Fighting a famine
28 September 2000
There are very few situations today in which a famine can be considered a purely "natural" disaster. Drought, flood and other environmental factors can of course lead to food shortage, but there are almost always human forces at work as well - such as war, forced displacement of populations, or sabotage of agriculture by the use of land mines. Helping a population survive a famine thus requires far more than simply setting up feeding centres for malnourished children. The causes of the situation must be addressed, as the same things that caused the famine in the first place will also be working to hamper the relief operation. The role of MSF is one of advocacy - which means that we use our international contacts and credibility in order to try to convince governments, rebel groups and organisations to allow free access of humanitarian aid to the affected civilian population. This does not always work, however. The political obstacles are often the most difficult to overcome. Even now, when the world has the technology and resources to ensure that no person need ever go hungry, the spectre of famine still haunts many war-affected countries. Once access to the affected population has been negotiated, the first priority is to ensure an adequate general food distribution. Usually, the minimum energy requirement of a population is an average of 2,100 kilocalories per person per day. This means about 600 grams of food per person per day. For a population of 100,000 people, the logistics of a food aid operation must therefore be up to providing 1,800 tonnes of food each month. In good conditions this may be possible, but if trucks are in short supply, or if rains have washed out bridges, or if warfare makes roads too dangerous to use, a life-threatening food shortage can easily occur. In most emergency situations it is one of the United Nations agencies, usually the World Food Programme (WFP), that is responsible for the general food distribution.
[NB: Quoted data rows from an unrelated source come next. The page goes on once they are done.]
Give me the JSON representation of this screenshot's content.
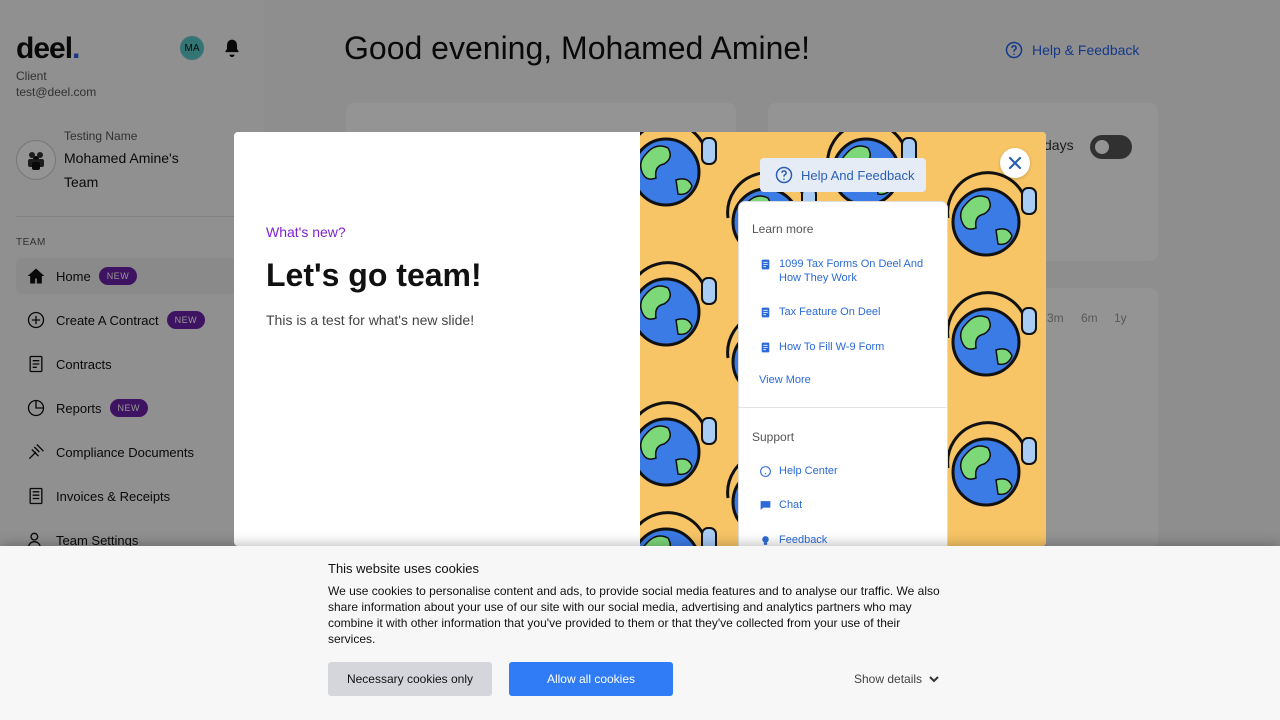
{
  "sidebar": {
    "logo": "deel",
    "logo_dot": ".",
    "avatar_initials": "MA",
    "client_role": "Client",
    "client_email": "test@deel.com",
    "team_sub": "Testing Name",
    "team_name": "Mohamed Amine's Team",
    "section_label": "TEAM",
    "items": [
      {
        "label": "Home",
        "badge": "NEW",
        "icon": "home-icon"
      },
      {
        "label": "Create A Contract",
        "badge": "NEW",
        "icon": "plus-circle-icon"
      },
      {
        "label": "Contracts",
        "badge": "",
        "icon": "contract-icon"
      },
      {
        "label": "Reports",
        "badge": "NEW",
        "icon": "pie-chart-icon"
      },
      {
        "label": "Compliance Documents",
        "badge": "",
        "icon": "gavel-icon"
      },
      {
        "label": "Invoices & Receipts",
        "badge": "",
        "icon": "invoice-icon"
      },
      {
        "label": "Team Settings",
        "badge": "",
        "icon": "team-settings-icon"
      }
    ]
  },
  "main": {
    "greeting": "Good evening, Mohamed Amine!",
    "help_link": "Help & Feedback",
    "days_label": "days",
    "ranges": [
      "3m",
      "6m",
      "1y"
    ]
  },
  "modal": {
    "eyebrow": "What's new?",
    "title": "Let's go team!",
    "description": "This is a test for what's new slide!",
    "illustration": {
      "pill_label": "Help And Feedback",
      "learn_more": "Learn more",
      "learn_links": [
        "1099 Tax Forms On Deel And How They Work",
        "Tax Feature On Deel",
        "How To Fill W-9 Form"
      ],
      "view_more": "View More",
      "support": "Support",
      "support_links": [
        "Help Center",
        "Chat",
        "Feedback"
      ]
    }
  },
  "cookie": {
    "title": "This website uses cookies",
    "body": "We use cookies to personalise content and ads, to provide social media features and to analyse our traffic. We also share information about your use of our site with our social media, advertising and analytics partners who may combine it with other information that you've provided to them or that they've collected from your use of their services.",
    "necessary_button": "Necessary cookies only",
    "allow_button": "Allow all cookies",
    "show_details": "Show details"
  },
  "colors": {
    "accent": "#2563eb",
    "badge": "#6b21a8",
    "eyebrow": "#7e22ce",
    "illustration_bg": "#f7c566",
    "cookie_allow": "#2f7cf6"
  }
}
A typical ration comprises a carbohydrate staple (such as rice or maize), a source of protein (such as lentils or kidney beans), and on oil, to give a concentrated source of calories. Ideally, small quantities of salt and sugar are also given, to improve palatability. MSF recommends that families should also be given a blended food, being a mixture of various flours and milk powder, which are useful for making a nutritious porridge for small children.